Family firms make their values easily understood by using specific stories. Such stories help express and reinforce a company’s purpose. Other businesses can take the same approach. The point is to give people a shared sense of direction when things are uncertain.
“The difference here is knowing what the values are versus understanding what the values mean,” says Allen. “It’s one thing to say, ‘we care about the customer,’ but that statement has no meaning if leaders, managers and employees don’t know what that looks like in everyday practice.”
Allen describes how a non-family service company implemented this approach by giving customer-facing line employees a discretionary monthly budget to spend on customer appreciation initiatives, such as discounts, lunch or coffee, birthday gifts—even a “sorry” gift for customers who had a bad experience. The impact of the initiative in making customer appreciation an actionable value far exceeded the relatively modest cost.
Focusing on expressing corporate values has the added effect of enhancing a company’s reputation. For family businesses, this process is often deeply personal.
“They’re embedded in the communities they operate in,” says Allen. “They may employ multiple generations of the same family. They care deeply about their staff, not because the employees provide profit, but because they feel like family.”

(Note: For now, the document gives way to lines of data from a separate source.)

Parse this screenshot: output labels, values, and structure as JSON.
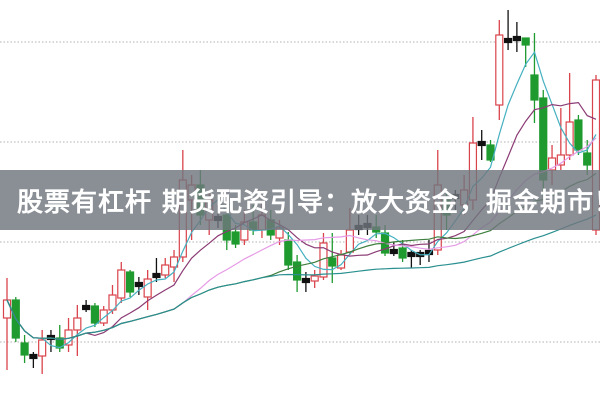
{
  "banner": {
    "title": "股票有杠杆 期货配资引导：放大资金，掘金期市！"
  },
  "chart_data": {
    "type": "candlestick",
    "title": "",
    "xlabel": "",
    "ylabel": "",
    "ylim": [
      0,
      40
    ],
    "grid": {
      "horizontal": true,
      "style": "dotted",
      "levels": [
        35.8,
        25.8,
        15.8,
        5.8
      ]
    },
    "colors": {
      "up": "#d9434b",
      "down": "#1f9a2f",
      "doji": "#111111",
      "grid": "#b0b0b0"
    },
    "moving_averages": [
      {
        "period": 5,
        "color": "#45b0c0"
      },
      {
        "period": 10,
        "color": "#8b3b74"
      },
      {
        "period": 20,
        "color": "#e69be6"
      },
      {
        "period": 30,
        "color": "#3e7f3e"
      },
      {
        "period": 60,
        "color": "#2a8f8f"
      }
    ],
    "candles": [
      [
        8.2,
        10.0,
        12.2,
        3.0
      ],
      [
        10.0,
        6.2,
        10.3,
        5.8
      ],
      [
        5.7,
        4.5,
        6.5,
        3.7
      ],
      [
        4.4,
        4.2,
        4.8,
        3.2
      ],
      [
        4.4,
        6.0,
        7.0,
        2.6
      ],
      [
        6.1,
        6.3,
        7.0,
        4.8
      ],
      [
        6.2,
        5.2,
        7.5,
        4.8
      ],
      [
        5.5,
        7.0,
        8.2,
        4.8
      ],
      [
        7.0,
        8.2,
        9.5,
        4.4
      ],
      [
        9.0,
        9.3,
        10.0,
        8.8
      ],
      [
        9.4,
        7.7,
        9.7,
        7.3
      ],
      [
        7.7,
        9.0,
        9.4,
        7.4
      ],
      [
        9.0,
        10.5,
        11.5,
        8.6
      ],
      [
        10.2,
        13.0,
        13.8,
        9.7
      ],
      [
        12.8,
        10.8,
        13.0,
        10.3
      ],
      [
        11.2,
        11.6,
        12.3,
        10.5
      ],
      [
        10.3,
        12.1,
        13.0,
        9.0
      ],
      [
        12.3,
        12.5,
        14.2,
        11.8
      ],
      [
        12.5,
        13.5,
        14.2,
        12.2
      ],
      [
        13.3,
        14.3,
        15.0,
        11.8
      ],
      [
        14.3,
        22.0,
        25.0,
        13.8
      ],
      [
        20.0,
        21.5,
        22.5,
        16.0
      ],
      [
        21.5,
        18.5,
        23.0,
        17.5
      ],
      [
        18.0,
        20.0,
        21.0,
        16.5
      ],
      [
        18.0,
        18.2,
        19.5,
        17.2
      ],
      [
        18.5,
        16.0,
        19.5,
        15.0
      ],
      [
        16.8,
        15.6,
        17.5,
        15.2
      ],
      [
        16.0,
        17.8,
        19.0,
        15.5
      ],
      [
        17.8,
        17.0,
        19.5,
        16.5
      ],
      [
        17.0,
        18.5,
        20.0,
        16.2
      ],
      [
        18.0,
        16.5,
        19.0,
        16.0
      ],
      [
        16.2,
        17.2,
        18.0,
        15.5
      ],
      [
        16.0,
        13.5,
        16.8,
        13.0
      ],
      [
        13.8,
        12.0,
        14.5,
        10.8
      ],
      [
        12.0,
        11.7,
        12.8,
        10.8
      ],
      [
        11.9,
        12.4,
        13.0,
        11.2
      ],
      [
        12.3,
        15.7,
        16.7,
        12.0
      ],
      [
        14.2,
        13.4,
        16.7,
        11.7
      ],
      [
        13.2,
        14.5,
        15.0,
        13.0
      ],
      [
        14.8,
        17.0,
        19.2,
        14.5
      ],
      [
        17.1,
        17.3,
        18.5,
        16.5
      ],
      [
        17.3,
        17.5,
        18.5,
        16.5
      ],
      [
        17.3,
        16.8,
        18.5,
        16.2
      ],
      [
        16.7,
        14.7,
        17.5,
        14.4
      ],
      [
        14.7,
        14.9,
        15.8,
        14.4
      ],
      [
        15.2,
        14.2,
        16.0,
        13.8
      ],
      [
        14.6,
        14.2,
        15.0,
        13.2
      ],
      [
        14.2,
        14.6,
        15.0,
        13.5
      ],
      [
        14.4,
        14.8,
        16.0,
        13.8
      ],
      [
        15.0,
        21.5,
        25.0,
        14.5
      ],
      [
        20.0,
        18.5,
        21.0,
        17.0
      ],
      [
        20.4,
        20.1,
        21.0,
        19.0
      ],
      [
        19.5,
        21.0,
        22.5,
        18.5
      ],
      [
        20.0,
        25.7,
        28.3,
        19.0
      ],
      [
        25.7,
        25.6,
        27.0,
        24.0
      ],
      [
        25.5,
        24.0,
        26.0,
        23.8
      ],
      [
        29.5,
        36.5,
        38.0,
        28.0
      ],
      [
        36.0,
        35.7,
        39.0,
        35.0
      ],
      [
        36.1,
        36.2,
        37.8,
        34.8
      ],
      [
        36.2,
        35.5,
        36.2,
        33.3
      ],
      [
        32.5,
        30.0,
        36.7,
        27.7
      ],
      [
        30.2,
        22.0,
        31.0,
        20.0
      ],
      [
        23.0,
        24.2,
        25.5,
        21.5
      ],
      [
        23.5,
        24.5,
        29.2,
        23.0
      ],
      [
        24.5,
        27.8,
        32.7,
        24.0
      ],
      [
        28.0,
        25.0,
        28.5,
        24.5
      ],
      [
        24.7,
        23.5,
        26.0,
        22.5
      ],
      [
        17.0,
        32.0,
        32.5,
        16.5
      ]
    ]
  }
}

This can lead them to make different calls in difficult times, such as avoiding layoffs or major cost cutting. Allen points to LL Bean, the retailer, as an example. The company still does much of its distribution from remote northern Maine, a place a profit-driven business might have abandoned long ago because it’s less cost-effective than other locations.
In turbulent times, employees who feel supported are more willing to work together when the business needs them. “We’ll probably get a lower yield this quarter in exchange for that increased loyalty,” Allen says. “Non-family businesses can learn to do the same by broadening their measures of success.”
Reduce red tape wherever possible
Simpler ownership and governance structures allow family businesses to move quickly and avoid getting bogged down in red tape when conditions are uncertain. This “structural flexibility,” as Allen describes it, is a decisive advantage of family businesses. Adopting the freedom to make decisions with fewer levels of approval can make the process more agile for non-family businesses as well.
“Because I’m privately held, I’m not beholden to a whole bunch of random shareholders,” Allen says. “I don’t have to go through the bureaucracy of a big complicated public company.”
This agility tends to work best at a certain scale. The PwC survey found that many of the companies reporting the strongest growth were mid-sized – a “sweet spot” where businesses are flexible enough to adapt quickly, but have the resources and capital to take advantage of opportunities, without the red tape that can slow down larger companies.
Non-family firms can learn from this by reducing approval levels so that they can respond with speed when circumstances change.
“To benefit from organizational flexibility, it is important that businesses, whether family or not, focus on preparing leaders who can think and act strategically, not just maintain what their predecessors have achieved.”